Moi pis mon chien fidèle de Cracker Jack s’avons décidé d’âller investiguer ct’étrange situâtion inexplicable icitte! Avec ma grousse loupe de détectif junior d’enfance pis avec le «sharp» flaire du museau à mon compagnon poiloux, j’sus confiant qu’j’sommes «bound» de «diggé up» tcheques sortes de «clues» pour fidgurer «out – – yup – – who done it»! Moi, j’me méfie «still» que l’tannant de «self-appointed» saint du village, Joe Lampion, y’é mêlé de tcheque maniére à t’ute cte «conspiracy» icitte, par rappôrt qu’y’était l’seul dans l’village aux festivités acadiennes qu’avait la surface entiére d’la peau d’sa langue pis lés perles de son dentier de taché bleuâtre. Môssieux Lampion conte que c’était sa soeur qu’habite à Scoudouc, la belle Chloé, qui y’avait enouayé coumme cadeau l’un de sés fameux pâtés aux beluets sauvages (la recette acadienne qui y’avait faite mérité supposément le ruban bleu à la Foire de Ste-Marie en 1997)!

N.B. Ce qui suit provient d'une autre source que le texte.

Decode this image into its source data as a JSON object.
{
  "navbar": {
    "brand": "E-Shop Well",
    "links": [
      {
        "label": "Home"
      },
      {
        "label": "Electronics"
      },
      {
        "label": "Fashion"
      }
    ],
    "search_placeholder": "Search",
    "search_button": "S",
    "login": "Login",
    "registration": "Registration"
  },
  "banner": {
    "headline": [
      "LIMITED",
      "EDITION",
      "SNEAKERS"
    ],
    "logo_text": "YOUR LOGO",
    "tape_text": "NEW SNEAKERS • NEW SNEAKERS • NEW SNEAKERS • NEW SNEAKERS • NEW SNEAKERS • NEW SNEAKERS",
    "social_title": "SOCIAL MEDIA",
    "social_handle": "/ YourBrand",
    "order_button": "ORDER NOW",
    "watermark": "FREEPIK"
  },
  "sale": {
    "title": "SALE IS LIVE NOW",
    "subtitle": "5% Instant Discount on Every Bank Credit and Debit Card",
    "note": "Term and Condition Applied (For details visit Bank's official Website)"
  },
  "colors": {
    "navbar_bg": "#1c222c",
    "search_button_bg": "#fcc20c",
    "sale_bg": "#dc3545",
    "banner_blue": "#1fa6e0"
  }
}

Ein?!? Pis à youssé que Chloé a prise sés beluets??? Quand qu’j’y’ai posé cte question là à Joe Lampion, le v’là qui s’a mis z’à bégailler plusse que moi – – aussi sévèrement agité qu’un «nerve neck»! Mais regrettablement, l’évidence pointe vers à tchepârt d’autre… «Darn»! Vous savez pas coumment j’arais aimé ça qu’s’arait été Joe Lampion!

J’une nouvelle «lead» dans la «case»! Qui pointe directement vers au fait d’la butte du Village dés Roseaux, à youssé qu’habite la Fameuse Countré Star Extraordinaire, ma cousine Delphine B.B. Bosse! La rumeur va qu’à l’avait été entendue s’braguer au magasin général qu’y’avait pas meilleur goût que du bon blé d’inde volé… «Then, why not» dés beluets z’itout, j’me suis questiounné? Pis coumme de faite, quand qu’j’y’ai d’mandé amicalement d’rouvrir son «deep freeze». Ein! «There it was», rempli z’à craquer de «containers» de beluets congelés! Qu’à la «immediately breaké down» pis admis son crime ingénieux : que c’était y’elle pis sa «co-conspirator» de cousine Dométhilde qu’y’avions réussi z’à comploter la «whole ting»! Ouaye, en s’masquons tou’ deusse coumme dés «raccoons»; pis en s’draguons contre terre, sus chacune d’leu’ ventre, en d’sous d’un beau ciel de mênuit illuminé par la clarté de la lune seulement. Cé son addiction z’aux beluets qui l’amené z’a «hitté rock bottom», ainsi!

«So»! Merci Djeu Seigneur que parsounne a l’intention de «pressé» dés charges contre y’elle! Mais tout d’même, en réparation de son crime, Delphine ara besin d’préparer z’une centaines de tartes aux beluets; qu’à l’ara besin d’vendre; pis bailler tout l’profit à t’une organisation charitable de son choix!